The Canadian labour market took a turn for the worse last month, shedding 39,400 net jobs that included a record loss in the public sector offsetting gains among private employers.
Unexpected by some yes, but should it have been?
Economists talk all the time about how the Canadian economy is resource driven and to a large extent, this is true. With commodities including base and pressure metals and oil & gas slumping for much of the first half of 2013, is it any surprise job creation ran into significant headwinds.

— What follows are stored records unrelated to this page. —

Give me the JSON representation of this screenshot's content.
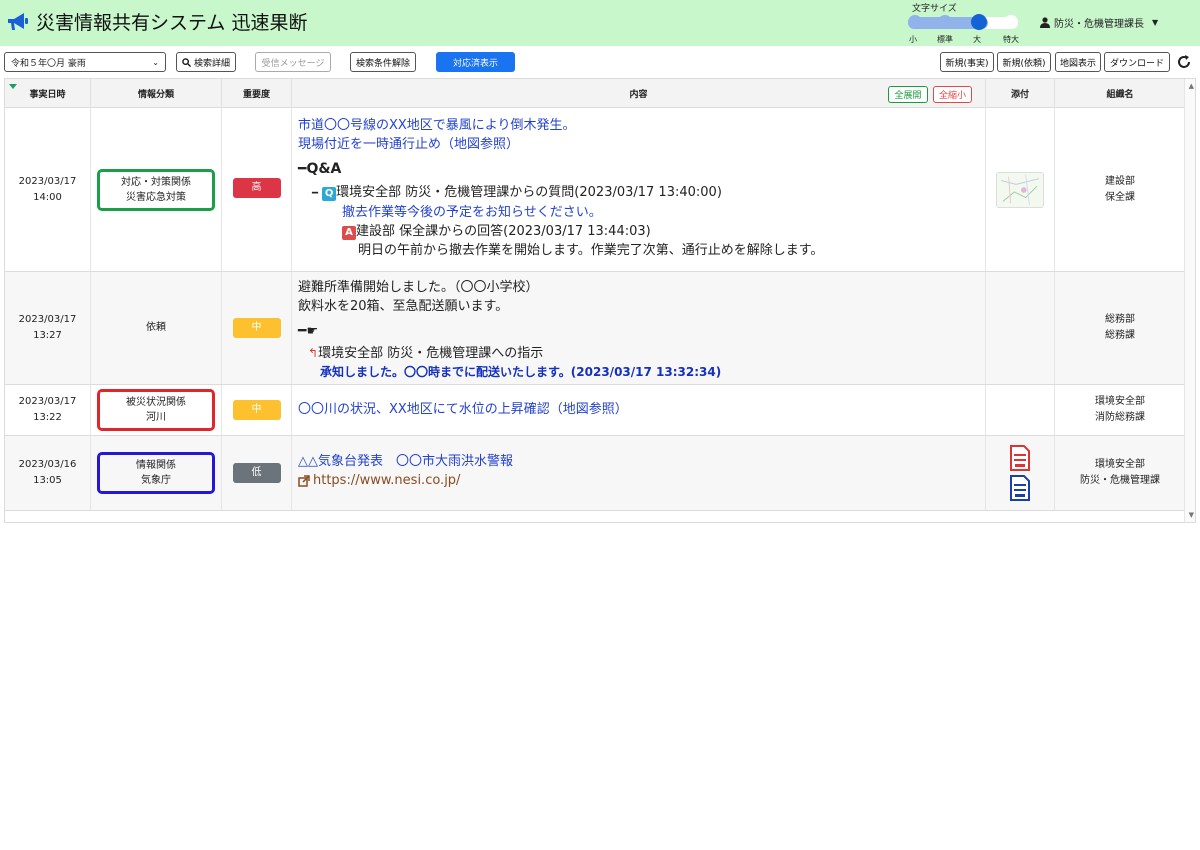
{
  "header": {
    "title": "災害情報共有システム 迅速果断",
    "font_size": {
      "label": "文字サイズ",
      "options": [
        "小",
        "標準",
        "大",
        "特大"
      ],
      "selected": "大"
    },
    "user": "防災・危機管理課長",
    "bg_color": "#c9f7cc"
  },
  "toolbar": {
    "event_select": "令和５年〇月 豪雨",
    "search_detail": "検索詳細",
    "received_messages": "受信メッセージ",
    "clear_conditions": "検索条件解除",
    "show_handled": "対応済表示",
    "new_fact": "新規(事実)",
    "new_request": "新規(依頼)",
    "map_view": "地図表示",
    "download": "ダウンロード"
  },
  "table": {
    "headers": {
      "datetime": "事実日時",
      "category": "情報分類",
      "priority": "重要度",
      "content": "内容",
      "expand_all": "全展開",
      "collapse_all": "全縮小",
      "attachments": "添付",
      "organization": "組織名"
    },
    "rows": [
      {
        "date": "2023/03/17",
        "time": "14:00",
        "category_line1": "対応・対策関係",
        "category_line2": "災害応急対策",
        "category_color": "#1a9e46",
        "priority": "高",
        "content_line1": "市道〇〇号線のXX地区で暴風により倒木発生。",
        "content_line2": "現場付近を一時通行止め（地図参照）",
        "qa_label": "Q&A",
        "question_tag": "Q",
        "question_title": "環境安全部 防災・危機管理課からの質問(2023/03/17 13:40:00)",
        "question_body": "撤去作業等今後の予定をお知らせください。",
        "answer_tag": "A",
        "answer_title": "建設部 保全課からの回答(2023/03/17 13:44:03)",
        "answer_body": "明日の午前から撤去作業を開始します。作業完了次第、通行止めを解除します。",
        "org_line1": "建設部",
        "org_line2": "保全課"
      },
      {
        "date": "2023/03/17",
        "time": "13:27",
        "category": "依頼",
        "priority": "中",
        "content_line1": "避難所準備開始しました。（〇〇小学校）",
        "content_line2": "飲料水を20箱、至急配送願います。",
        "instruction_title": "環境安全部 防災・危機管理課への指示",
        "instruction_reply": "承知しました。〇〇時までに配送いたします。(2023/03/17 13:32:34)",
        "org_line1": "総務部",
        "org_line2": "総務課"
      },
      {
        "date": "2023/03/17",
        "time": "13:22",
        "category_line1": "被災状況関係",
        "category_line2": "河川",
        "category_color": "#e0262c",
        "priority": "中",
        "content_line1": "〇〇川の状況、XX地区にて水位の上昇確認（地図参照）",
        "org_line1": "環境安全部",
        "org_line2": "消防総務課"
      },
      {
        "date": "2023/03/16",
        "time": "13:05",
        "category_line1": "情報関係",
        "category_line2": "気象庁",
        "category_color": "#2417d6",
        "priority": "低",
        "content_line1": "△△気象台発表　〇〇市大雨洪水警報",
        "link": "https://www.nesi.co.jp/",
        "org_line1": "環境安全部",
        "org_line2": "防災・危機管理課"
      }
    ]
  }
}
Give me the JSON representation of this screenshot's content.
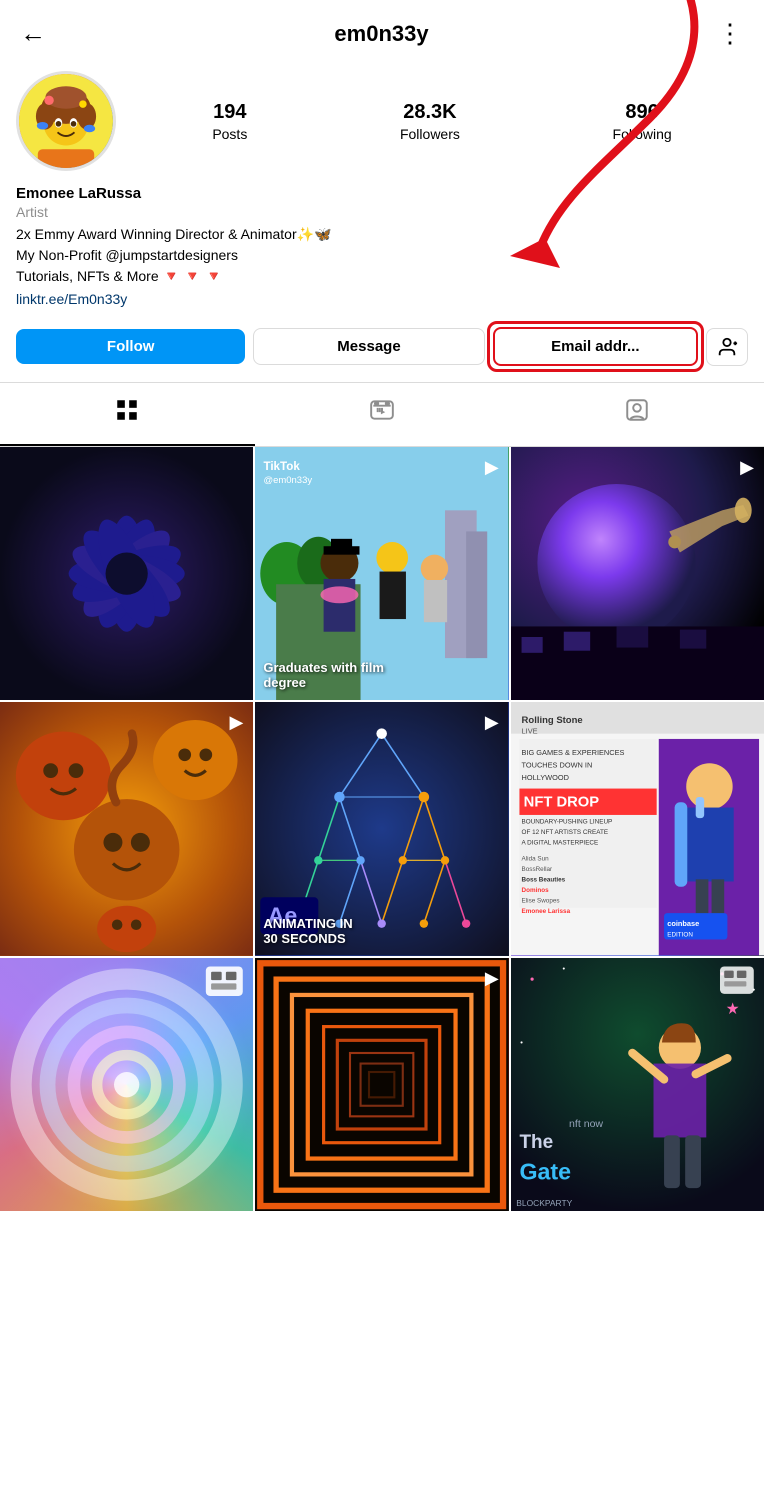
{
  "header": {
    "back_icon": "←",
    "username": "em0n33y",
    "more_icon": "⋮"
  },
  "profile": {
    "stats": {
      "posts_count": "194",
      "posts_label": "Posts",
      "followers_count": "28.3K",
      "followers_label": "Followers",
      "following_count": "896",
      "following_label": "Following"
    },
    "name": "Emonee LaRussa",
    "category": "Artist",
    "bio_line1": "2x Emmy Award Winning Director & Animator✨🦋",
    "bio_line2": "My Non-Profit @jumpstartdesigners",
    "bio_line3": "Tutorials, NFTs & More 🔻 🔻 🔻",
    "link": "linktr.ee/Em0n33y"
  },
  "buttons": {
    "follow": "Follow",
    "message": "Message",
    "email": "Email addr...",
    "person_icon": "👤"
  },
  "tabs": {
    "grid_icon": "▦",
    "reels_icon": "📺",
    "tagged_icon": "🏷"
  },
  "grid_items": [
    {
      "id": 1,
      "has_play": false,
      "label": "",
      "bg": "grid-bg-1"
    },
    {
      "id": 2,
      "has_play": true,
      "label": "Graduates with film degree",
      "bg": "grid-bg-2",
      "tiktok": true
    },
    {
      "id": 3,
      "has_play": true,
      "label": "",
      "bg": "grid-bg-3"
    },
    {
      "id": 4,
      "has_play": true,
      "label": "",
      "bg": "grid-bg-4"
    },
    {
      "id": 5,
      "has_play": true,
      "label": "ANIMATING IN 30 SECONDS",
      "bg": "grid-bg-5",
      "ae": true
    },
    {
      "id": 6,
      "has_play": false,
      "label": "",
      "bg": "grid-bg-6",
      "magazine": true
    },
    {
      "id": 7,
      "has_play": false,
      "label": "",
      "bg": "grid-bg-7",
      "corner": true
    },
    {
      "id": 8,
      "has_play": true,
      "label": "",
      "bg": "grid-bg-8"
    },
    {
      "id": 9,
      "has_play": false,
      "label": "The Gate",
      "bg": "grid-bg-9",
      "corner": true
    }
  ]
}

For those who argue that crude has recently been on a strong run, remember that the data is backward looking; and that the Western Canadian Sedimentary Basin, which produces much of Canada’s oil, still faces bottlenecks that prevent producers from realizing quoted WTI prices. Furthermore, natural gas continues to trade at the low end of its range over the past 5-years reducing CAPEX and thus, job creation near term.
Breaking down the headline numbers further – six of 10 Canadian provinces lost workers with Quebec’s 30,400 setbacks the deepest fall-off. The big shock, according to many media outlets, was that Statistics Canada reported a record loss of 74,000 public service jobs and a disproportionate number of those situated in Quebec. Of course, half of these public servants were lost to prison – I say that in jest of course, or do I?
But seriously, is it such a bad thing we are shedding in the public sector and adding in private sector? With the state of government indebtedness across the developed world, this is likely the only viable path.
It was the second consecutive month that Canada’s economy shed jobs — although June’s loss of 400 net jobs was only technically negative.
Last month’s decline lifted the official unemployment rate to 7.2% in July, one-tenth of a point higher than in June and May and matching the level for April and March. The rate stood at 7.0% in the first two months of 2013.
The bottom line is that we should never read too much into one-month of statistics on anything. It does appear the Canadian economy continues to face headwinds. The stock market, which has been treading water in Canada for the better part of two years, has anticipated this.
Fortunately, from an investment perspective, the first half of 2013 has not been a lost period. In fact, we have seen strong gains in the technology segment with both our top hardware and software Focus BUYs hitting new all-time highs in the past 2-weeks, and increasing their dividends once again in 2013.
The recent upturn in crude prices as well as the narrowing of the gap for Western Canadian oil producers has lead to optimism in the oil patch for a better second half of 2013 and the segment has shown strength in the past few months after a dismal 12-months.
As we continue to believe the broader markets are not cheap, it is these select situations and pockets of strength in the market that will keep our attention in the near term.